L’ONG Corporate Europe Observatory (CEO) est spécialisée sur l’étude de l’influence des lobbies industriels sur la législation européenne et les décideurs politiques (Commission, Parlement européen, Etats membres) à Bruxelles.
Pascoe Sabido a expliqué que la législation RDE (Real Driving Emission) avait fait l’objet de stratégies de lobbying intenses et complexes de la part de l’industrie automobile, basées sur le chantage et l’affaiblissement du travail de la Commission dans le but de retarder puis d’amoindrir l’ensemble de ce paquet législative.
Il a souligné que 66% des d’experts impliqués dans le processus législatif au sein du groupe de travail monté par la Commission était des représentants de l’industrie, ce qui est le cas dans la plupart des cas, notamment quand il s’agit de légiférer sur les énergies fossiles.
Olivier Hoedeman a quant à lui insisté sur le manqué de transparence du processus législatif et recommande que tout le personnel de la Commission déclare ses rendez-vous avec les lobbies et en délivre des compte-rendu. Les travaux de CEO ont clairement montré que la DG GROW ne respecte pas les lignes directrices de la Commission au niveau de la consultation les parties prenantes qui demandent aux fonctionnaires des comptes-rendus des réunions importantes, notamment celles qui sont directement liées à un processus législatif en cours. Au delà de la question de la transparence, Olivier Hoedeman a déclaré qu’il devait y avoir un signal politique fort envoyé par la Commission pour en finir avec cette emprise règlementaire et donc réduire la dépendance à l’information et à l’expertise provenant du secteur concerné par le règlement. Il a cité l’exemple de l’ancien commissaire Michel Barnier qui interdisait à son équipe de rencontrer des lobbyistes pendant 3 mois après la phase de consultation, afin que la Commission puisse travailler en toute indépendance.

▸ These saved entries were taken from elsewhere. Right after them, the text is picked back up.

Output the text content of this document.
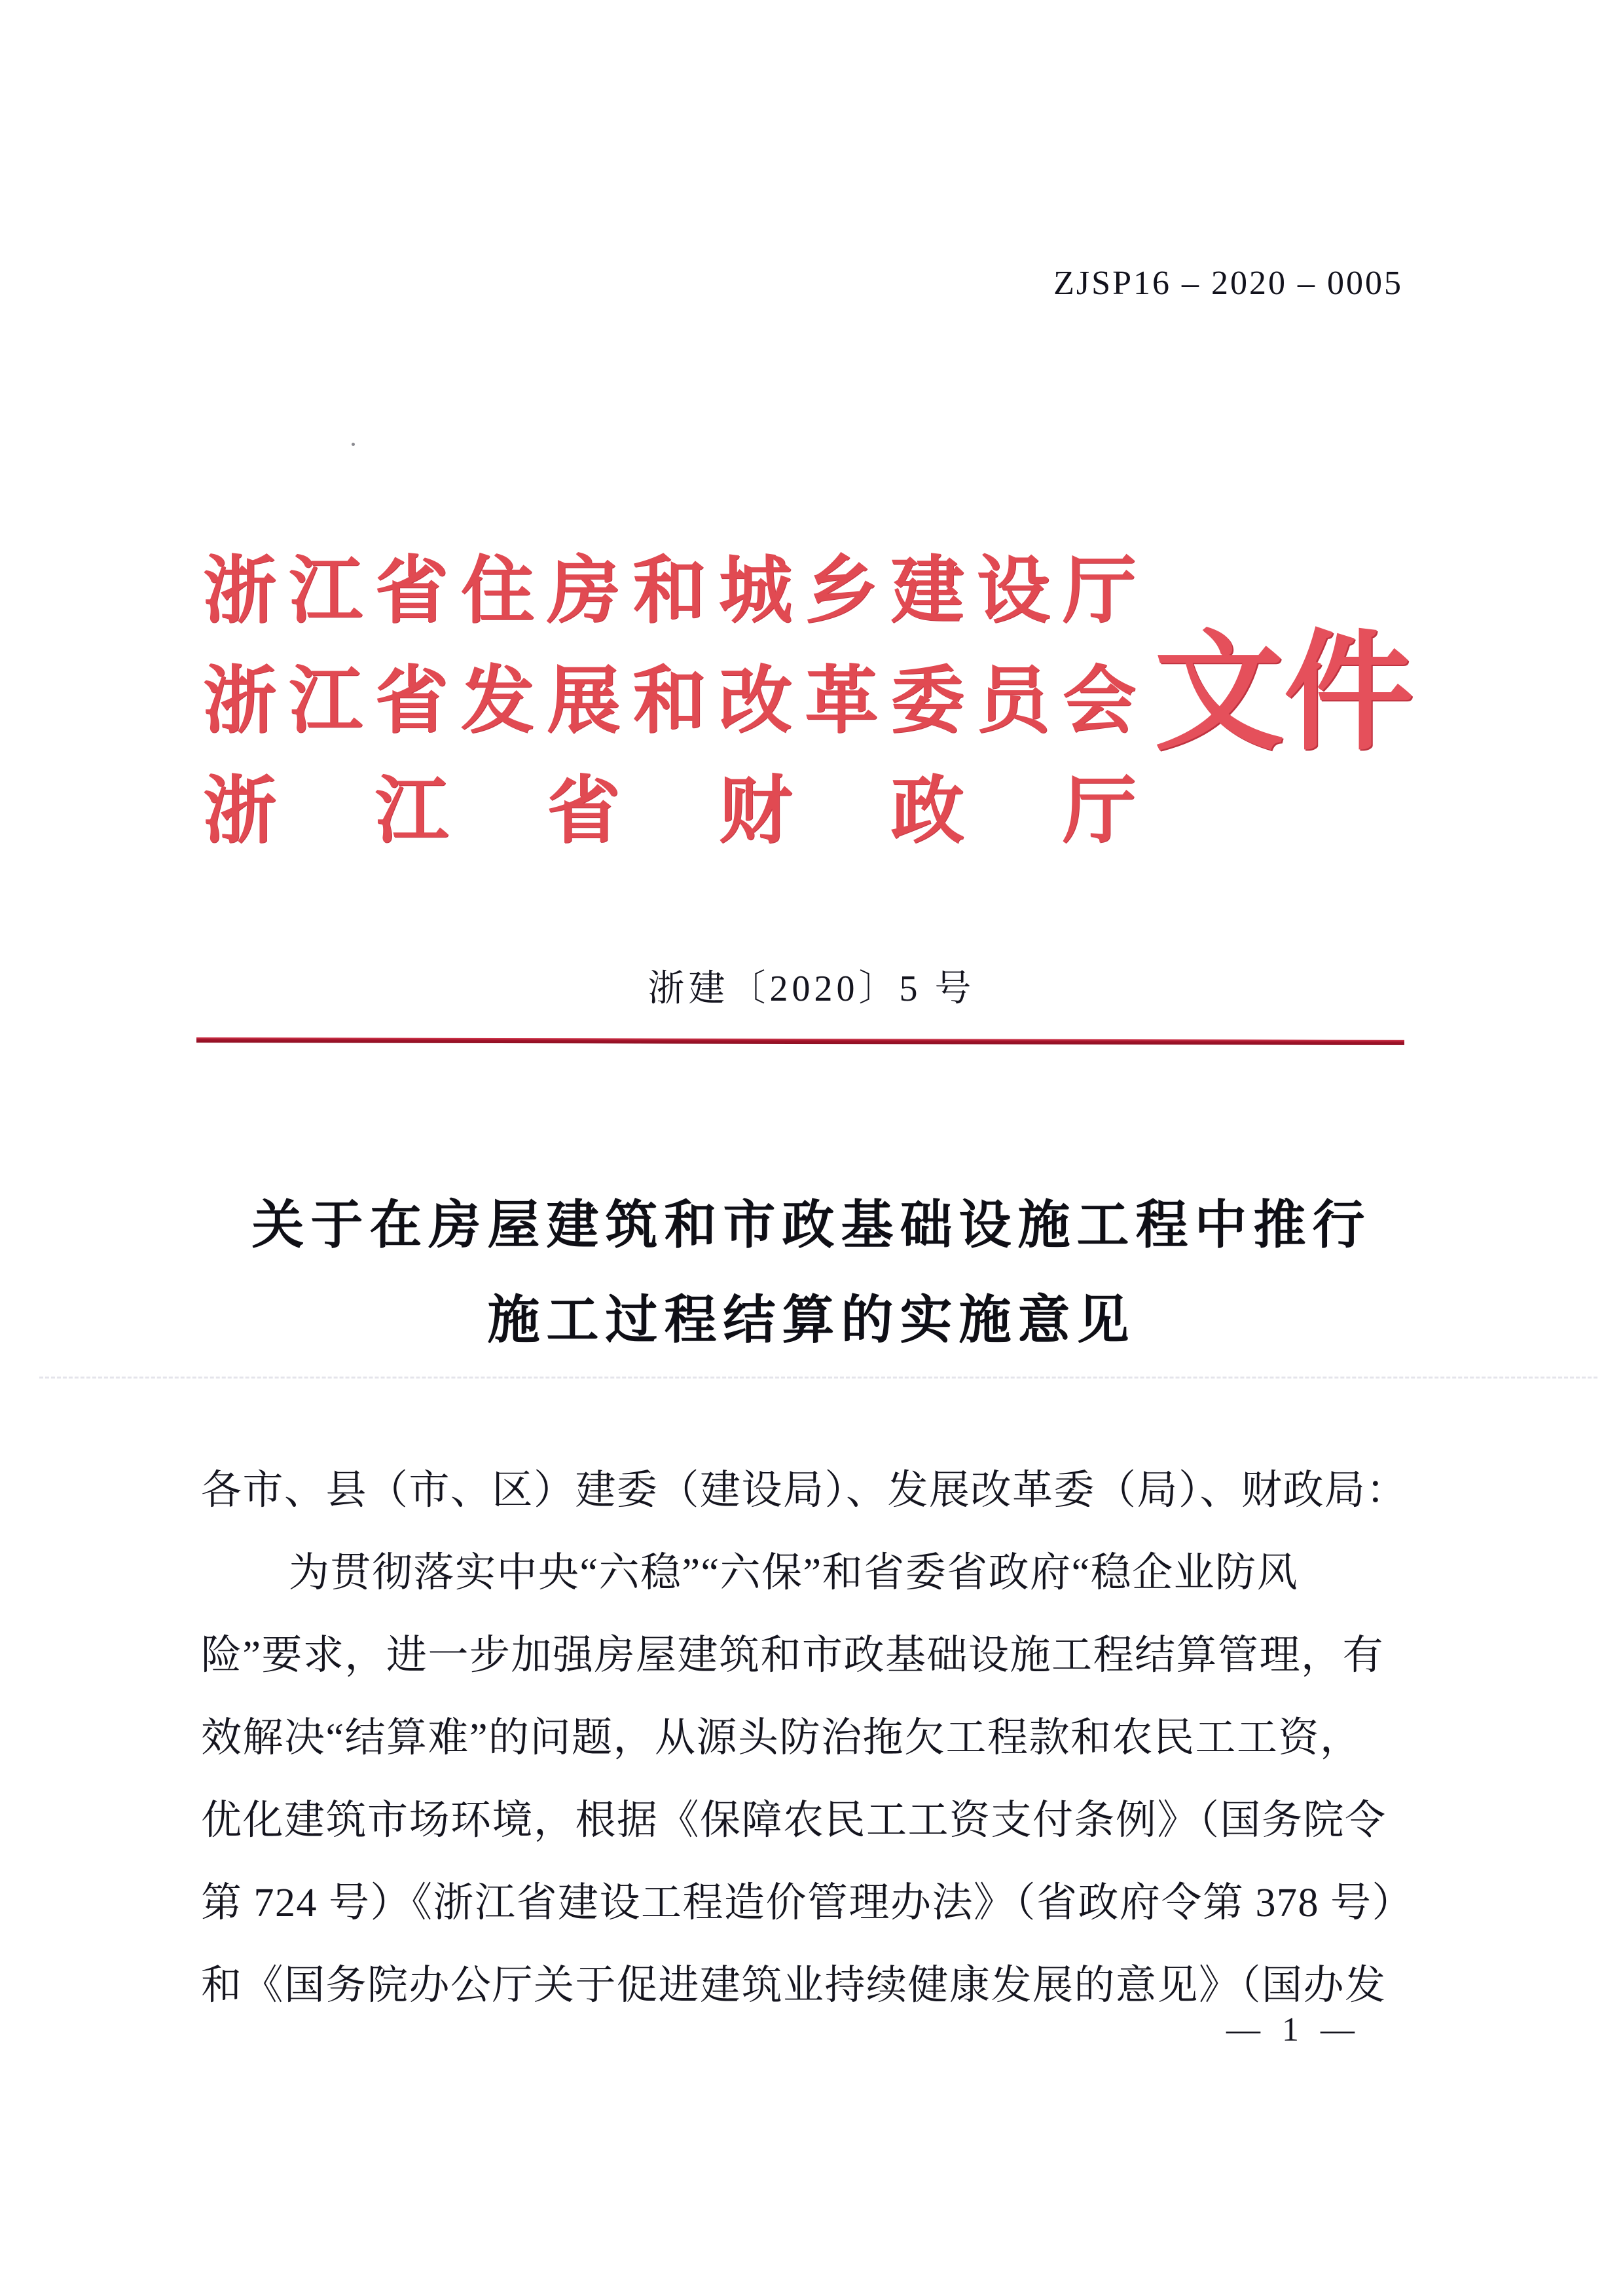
ZJSP16 – 2020 – 0005
浙 江 省 住 房 和 城 乡 建 设 厅
浙 江 省 发 展 和 改 革 委 员 会
浙 江 省 财 政 厅
文 件
浙建〔2020〕5 号
关于在房屋建筑和市政基础设施工程中推行
施工过程结算的实施意见
各市、县（市、区）建委（建设局）、发展改革委（局）、财政局：
为贯彻落实中央“六稳”“六保”和省委省政府“稳企业防风
险”要求，进一步加强房屋建筑和市政基础设施工程结算管理，有
效解决“结算难”的问题，从源头防治拖欠工程款和农民工工资，
优化建筑市场环境，根据《保障农民工工资支付条例》（国务院令
第 724 号）《浙江省建设工程造价管理办法》（省政府令第 378 号）
和《国务院办公厅关于促进建筑业持续健康发展的意见》（国办发
— 1 —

Pendant cette réunion, la commission d’enquête a également entendu Dorothée Saar, responsable de la division Transport et qualité de l’air de l’ONG environnementale allemande Deutsche Umwelthilfe (DUH).
Elle a confirmé que la DUH avait plusieurs fois informé les autorités allemandes des écarts croissants entre les émissions de NOx et de CO2 des voitures lors des tests et en conditions réelle de conduite depuis 2007. L’ONG avait également alerté sur le fait que le recours à des dispositifs illégaux d’invalidation pouvait être la cause du problème et demandé aux autorités de lancer des tests pour expliquer ces écarts.
Tout en reconnaissant qu’elles étaient conscientes du problème, les autorités allemandes n’ont pas lancé ces investigations jusqu’au scandale du diesel qui éclate en septembre 2015.
Madame Saar a dénoncé le fait que les autorités allemandes continuent de refuser de faire face aux constructeurs et de prendre des dispositions pour faire appliquer la loi alors même que les résultats de l’enquête nationale du Ministère des Transports démontrent un usage courant de dispositifs d’invalidation sur de nombreux modèles par différents constructeurs.
La DUH suspecte l’utilisation de logiciels depuis plusieurs années, ce qui rend peu probable le fait qu’aucun experts du JRC n’ait suspecté cette pratique dès lors qu’ils ont eux-mêmes trouvé des écarts sur des véhicules testés en 2010.
Durant l’audition de Madame Saar, il est apparu très clairement que la Commission européenne et au moins l’Allemagne auraient du lancer des enquêtes car ils disposaient d’assez d’éléments permettant de soupçonner une fraude aux émissions.